Through axle doesn’t make the wheel/hub stiffer. It makes the fork stiffer. The chassis flexes less therefore you track better. Axles would bend constantly if they took weight on a mtb it’s only job is to clamp the wheel to the bike. Very good and scientific overview!

Hi. Could you please explain how is the clamping torque affected by the Rockshox screw-in + lever "through-axle" system for front forks? The bolt torque itself is quite low as there is only a short lever, but then the lever cam is used to push a wedged element into the "through axle"'s non-disc side interior, and this expands the through-axle and makes a pressure-contact with the non-disc fork leg's "thru-axle hole". I was wondering if this cam system's purpose is only to prevent accidental unscrewing of the "through axle" (which could be possible due to the rather low clamping force attained from the threads due to the short lever) by creating a "friction lock", or if it maybe also provides additional clamping force? I always screw it in quite hard, but the way the rotating lever interfaces with this alu slot in the thru axle suggests that the axle is intended to be screwed in with quite low torque (sort of let's say a few Nm), and then somehow clamped... I guess I could always make an experiment - screw it in so that the wheel has some play and then set the cam up so that it will lock it in place, and see if the play is reduced/gone - but I never tried that yet.

With Mtb is it not safer with the Through Axel? This would be a major reason why people change and move away from QR.

How about an analysis of just what a quick release lever means to the tension of the shaft? I guess I am not so sure your 4 Nm equivalent is there? Always good stuff! Thanks!!!!!

would the load path be different for a bolt on hub such as a fixed gear rear hub?

I would also add that the larger diameter thru-axle drives a larger diameter axle, thus improving stiffness (at least on the rear hub).

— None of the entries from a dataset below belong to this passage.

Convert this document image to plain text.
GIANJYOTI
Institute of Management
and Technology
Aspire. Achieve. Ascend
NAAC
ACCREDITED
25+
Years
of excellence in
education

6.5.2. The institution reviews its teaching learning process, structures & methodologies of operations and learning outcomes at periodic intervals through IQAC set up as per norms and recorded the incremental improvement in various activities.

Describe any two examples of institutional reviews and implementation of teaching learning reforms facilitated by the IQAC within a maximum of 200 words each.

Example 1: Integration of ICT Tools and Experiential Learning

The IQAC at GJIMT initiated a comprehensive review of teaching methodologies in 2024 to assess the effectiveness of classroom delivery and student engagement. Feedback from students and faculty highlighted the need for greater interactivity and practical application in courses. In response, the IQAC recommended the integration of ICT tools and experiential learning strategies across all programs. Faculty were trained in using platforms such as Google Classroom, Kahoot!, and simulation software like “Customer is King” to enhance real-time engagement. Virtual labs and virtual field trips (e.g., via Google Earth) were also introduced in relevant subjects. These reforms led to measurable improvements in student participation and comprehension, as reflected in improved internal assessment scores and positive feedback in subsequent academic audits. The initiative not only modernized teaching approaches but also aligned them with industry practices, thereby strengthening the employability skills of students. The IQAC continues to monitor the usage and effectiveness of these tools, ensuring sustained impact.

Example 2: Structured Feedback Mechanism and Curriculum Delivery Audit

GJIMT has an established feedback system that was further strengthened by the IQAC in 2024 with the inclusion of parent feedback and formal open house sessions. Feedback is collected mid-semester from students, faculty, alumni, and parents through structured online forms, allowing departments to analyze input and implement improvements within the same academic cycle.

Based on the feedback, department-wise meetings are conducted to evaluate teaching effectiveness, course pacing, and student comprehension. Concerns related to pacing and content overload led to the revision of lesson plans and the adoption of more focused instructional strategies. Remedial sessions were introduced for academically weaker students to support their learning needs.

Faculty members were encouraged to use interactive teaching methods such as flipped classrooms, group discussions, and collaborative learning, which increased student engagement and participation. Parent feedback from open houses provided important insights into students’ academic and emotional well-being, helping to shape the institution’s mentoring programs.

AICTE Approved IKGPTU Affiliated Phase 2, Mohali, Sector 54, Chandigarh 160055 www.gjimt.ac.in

How about twisting loads during heavy cornering on mtb between fork legs? ...

The stated torque for my 12mm thru axles is 20Nm which for which I use a torque wrench. That would be about twice the clamping force of a QR by your own calc. If people dont tighten them enough, that's hardly the fault of the thru axle is it? Also one thing that you didnt consider - the close fitting thru axle inside the hub axle will stiffen the hub's axle in bending.